Passiliran, the burial of a baby's body by inserting it into a large tarra tree in Toraja.
Photo By: wanaswara.com

The Toraja people also have a unique funeral tradition for babies who have died. Passiliran is a tradition of burying a baby's corpse by inserting it into a large tarra tree.

Infants who die must be less than six months old and have no teeth. The baby's body is placed in a tree hole without using any wrapping.

How to put it is also based on the caste system. The higher the caste, the baby's corpse will be placed at the top of the tree. The tarra tree is intentionally used in this ceremony because it contains a lot of sap which is interpreted as mother's milk (ASI).

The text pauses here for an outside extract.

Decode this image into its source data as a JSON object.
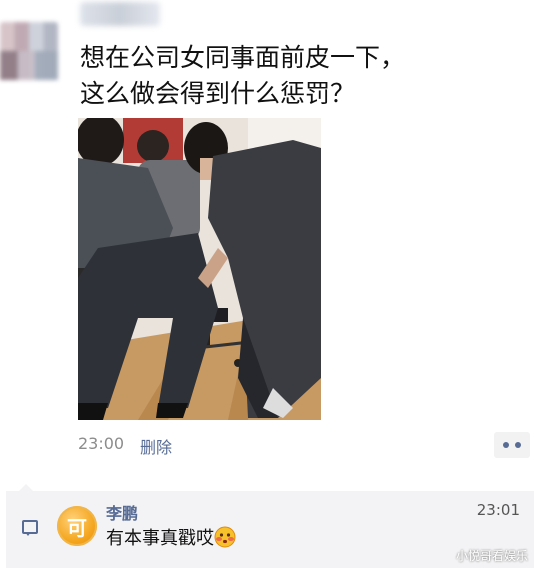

While the tree hole is considered the mother's womb. People believe that babies who have died can be reborn in the womb of the same mother.

5. Mummification in Papua

Mummification in Papua
Mummification in Papua. One of the famous mummies from the Dani tribe, Papua, Wim Motok Mabel. Photo By: Instagram@akupapuaasli)

Mummification is also carried out by indigenous people in Papua, one of which is the Dani tribe in the Jayawijaya Mountains. Mummification is the process of preserving corpses by removing moisture from the body. The mummification process is only carried out on certain bodies, such as tribal chiefs or warlords.

One of the most famous Dani mummies is the Wim Motok Mabel mummy, which means in the local language "great in war". He is estimated to be around 350 years old in Jiwika Village, Kurulu District, north of Wamena City.

Reporting from the Instagram account @akupapuaasli on Thursday (12/30/2021), the mummy will follow a number of preservation processes by drying in the sun, placing it in a cave, then smoking it for a few weeks to a month. The mummy's body fluids are drained out by a special procession.

Every five years, the Dani tribe routinely carries out a noken rope installation ceremony which indicates that embalming has been carried out in order to maintain the condition of the mummy's body so that it is better maintained.

No wonder if you look closely, you will see hundreds of noken ropes around the neck of Mummy. Not only a reminder of the past, the mummy of Wim Motok Mabel is also able to attract tourists to visit Papua.

Another mummification process is done by smearing the corpse with a certain substance, then placing it on a fireplace with the aim of being exposed to smoke. The mummification process is done by placing the corpse.

After a few years, the corpse exposed to this smoke will turn black in color. The mummified bodies are then stored in the house and will be released on certain occasions.